The Boredom of Proof

  • A friend of mine joked recently that if somebody told him the President had been driving Princess Diana's car at the time of her death, his first reaction would be, "Didn't we know that already?"

    If that's the bar the House managers delivering the case against Clinton must surpass, there's no shame in failing to deliver. With the choreography they chose--all 13 of them getting an hour-plus in front of the cameras--they surely weren't concerned about repetition. Already, the 60,000 official pages, the hundreds of unofficial ones, plus nonstop Geraldo and MSNBC, have seeped into the public consciousness like elevator music. We can hum along with "We were never really alone." "There is absolutely no sex of any kind." "It depends on what the meaning of the word is is."

    But these managers dared to be dull for a purpose. Dull was the right antidote to their frothing performance in the House. Dull is good when the Senate has deigned to be host to the poor relations with country manners in the upper house. Dull fits their perverse purpose: to make a case strong enough to vindicate their vote to impeach, but not so strong that the need for witnesses isn't manifest. The only way to pre-empt Days of Our Lives is to get the gold-festooned Chief Justice to ask Monica Lewinsky to raise her right hand. It's their last chance to change the public's mind.

    Henry Hyde opened by reading the resumes of the other 12 managers. This reverse voir dire yielded one illuminating fact: they're not just lawyers; four of them served in the JAG corps, which punishes adultery with imprisonment. (Is it just a coincidence that JAG is majority leader Trent Lott's favorite TV program?) They heaped both flattery ("We want you to know how much we respect you") and abuse (each speech duplicated others, with lectures on the law to lawyers, who had to sit there and take it).

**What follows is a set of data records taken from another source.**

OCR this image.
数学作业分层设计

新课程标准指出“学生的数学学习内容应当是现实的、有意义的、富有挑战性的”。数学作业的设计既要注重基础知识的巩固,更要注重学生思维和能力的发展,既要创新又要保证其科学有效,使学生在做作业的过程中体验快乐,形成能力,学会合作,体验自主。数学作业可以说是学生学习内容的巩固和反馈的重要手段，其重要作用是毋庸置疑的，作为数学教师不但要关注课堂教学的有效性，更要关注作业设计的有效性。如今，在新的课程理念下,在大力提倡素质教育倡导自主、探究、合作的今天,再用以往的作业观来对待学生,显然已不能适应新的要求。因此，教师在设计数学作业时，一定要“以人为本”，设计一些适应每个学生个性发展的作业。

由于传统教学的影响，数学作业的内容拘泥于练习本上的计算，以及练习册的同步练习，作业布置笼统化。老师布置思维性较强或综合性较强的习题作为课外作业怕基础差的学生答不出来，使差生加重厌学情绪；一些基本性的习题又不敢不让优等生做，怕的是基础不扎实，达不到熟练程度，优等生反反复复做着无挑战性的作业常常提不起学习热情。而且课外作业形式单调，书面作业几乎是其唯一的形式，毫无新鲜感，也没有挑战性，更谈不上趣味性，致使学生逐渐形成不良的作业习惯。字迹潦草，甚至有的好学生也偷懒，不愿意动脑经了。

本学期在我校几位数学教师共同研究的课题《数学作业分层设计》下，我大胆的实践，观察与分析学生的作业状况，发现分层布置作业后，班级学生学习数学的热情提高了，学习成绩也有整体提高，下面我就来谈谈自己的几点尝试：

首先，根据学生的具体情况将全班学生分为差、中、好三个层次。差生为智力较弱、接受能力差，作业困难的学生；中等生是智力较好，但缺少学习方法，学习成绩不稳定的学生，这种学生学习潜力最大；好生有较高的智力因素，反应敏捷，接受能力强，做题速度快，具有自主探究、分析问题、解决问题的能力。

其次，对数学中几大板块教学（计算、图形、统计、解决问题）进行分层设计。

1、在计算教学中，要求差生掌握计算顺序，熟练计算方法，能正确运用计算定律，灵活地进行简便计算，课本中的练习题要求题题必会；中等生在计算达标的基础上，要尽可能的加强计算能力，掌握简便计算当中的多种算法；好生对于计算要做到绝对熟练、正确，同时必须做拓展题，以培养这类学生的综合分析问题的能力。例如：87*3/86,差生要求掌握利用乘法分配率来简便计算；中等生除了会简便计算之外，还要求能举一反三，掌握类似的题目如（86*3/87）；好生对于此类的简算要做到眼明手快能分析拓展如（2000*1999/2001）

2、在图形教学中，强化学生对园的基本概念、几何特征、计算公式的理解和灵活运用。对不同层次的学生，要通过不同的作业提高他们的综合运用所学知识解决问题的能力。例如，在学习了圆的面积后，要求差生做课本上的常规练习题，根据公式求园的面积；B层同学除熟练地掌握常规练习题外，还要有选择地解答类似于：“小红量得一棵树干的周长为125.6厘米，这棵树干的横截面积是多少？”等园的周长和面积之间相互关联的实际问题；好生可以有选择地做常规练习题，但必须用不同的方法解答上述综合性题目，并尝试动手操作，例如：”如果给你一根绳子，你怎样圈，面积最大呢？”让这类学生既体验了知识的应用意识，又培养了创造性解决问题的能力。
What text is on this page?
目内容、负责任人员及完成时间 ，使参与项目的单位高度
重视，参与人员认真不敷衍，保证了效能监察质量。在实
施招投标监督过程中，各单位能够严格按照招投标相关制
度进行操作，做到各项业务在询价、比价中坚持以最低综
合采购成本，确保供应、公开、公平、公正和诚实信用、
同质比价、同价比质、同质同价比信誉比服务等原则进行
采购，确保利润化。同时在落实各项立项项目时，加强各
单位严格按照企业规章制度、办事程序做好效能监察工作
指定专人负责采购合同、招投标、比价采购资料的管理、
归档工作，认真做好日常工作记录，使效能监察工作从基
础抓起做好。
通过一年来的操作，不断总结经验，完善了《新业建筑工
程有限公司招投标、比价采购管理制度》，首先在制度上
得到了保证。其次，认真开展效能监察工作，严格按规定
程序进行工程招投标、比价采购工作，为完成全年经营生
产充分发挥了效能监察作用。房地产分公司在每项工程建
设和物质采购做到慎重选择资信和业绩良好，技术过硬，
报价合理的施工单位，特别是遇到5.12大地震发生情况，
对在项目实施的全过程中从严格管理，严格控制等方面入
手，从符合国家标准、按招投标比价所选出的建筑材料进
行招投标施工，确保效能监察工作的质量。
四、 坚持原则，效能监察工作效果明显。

The House managers are such unknowns that photos were circulated so the Senate wouldn't confuse Bob Barr with George Gekas.

    Still, the managers had the undivided attention of the Senators, sitting quietly for what must be record-setting periods. Fatigue was an ever present danger. When I met up with Senator Orrin Hatch in his office at lunchtime, he was eating lightly to forestall his usual midafternoon slump. But that broccoli and baked potato were no match for air on the Senate floor, as recirculated and stuffy as that on a 747. By 3 p.m. his head was nodding. Those scribbling most energetically were not necessarily the most attentive: Senator Byron Dorgan was writing on cream-colored stationery what looked like thank-you notes. John Breaux hunched over two nearly identical briefing books, one on the trial, the other on an upcoming Mardi Gras event. Jay Rockefeller, a compulsive highlighter, covered entire pages in yellow. Bob Kerrey drew a rainbow. Joe Biden kept taking out his pocket calendar, as if it must surely be February by now. Senator John McCain perked up enormously when a page delivered a phone message. What fun, a hall pass! It would be a cheap shot, looking down from the press gallery, to comment on hair. But on a per capita basis, the Senate must contain the largest number of adult gum chewers in the country.

    To get within camera range, Senator Bob Smith changed his seat from the third row to the second. The neatest desk belonged to Lott, fitting for a man who presses his shirts after they come back from the laundry. He's so efficient he called for a 15-min. break before poor Representative Ed Bryant had actually finished speaking. The press section, fearing that perhaps we were not witnessing the trial of the century, was relieved when Dominick Dunne, the reporter of record for the previous trial of the century, in Los Angeles, finally arrived.

    The trial got so soporific that Senator Tom Harkin's stunt objection over not calling the jurors jurors but "triers" was considered high drama. The best drama was supplied by Representative Asa Hutchinson. Like a sportscaster, he went to the tapes and chose bites of Clinton at his most weaselly. And like the director of a thriller, Hutchinson showcased the week of Jan. 17 with such precision you could see every point at which the perp could have come clean but didn't, that when cornered the President substituted cunning for conscience.

    Repetition came even in the quotes from Bartlett's as prosecutors strained for gravitas. Representative Bill McCollum took us with him on his drive to the office as he contemplated the ice on the trees and the geese on the wing and his awesome task. The House managers call themselves historic when all we know for now is that what they are doing is rare. They are characters suited to the Guinness Book of World Records, not Edmund Morris or David McCullough.

    As long as McCollum and Barr and Starr are working so feverishly against the President, Clinton's supporters will continue to see their tactics as more of a threat to the Republic than the President. Quiet the extremists, move to censure, and his support will evaporate. And unlike the impeachment of Andrew Johnson, now dismissed by history as a partisan act, Clinton's trial would end in his near universal condemnation, a judgment made by all of us, not one faction of us, that will stand the test of time.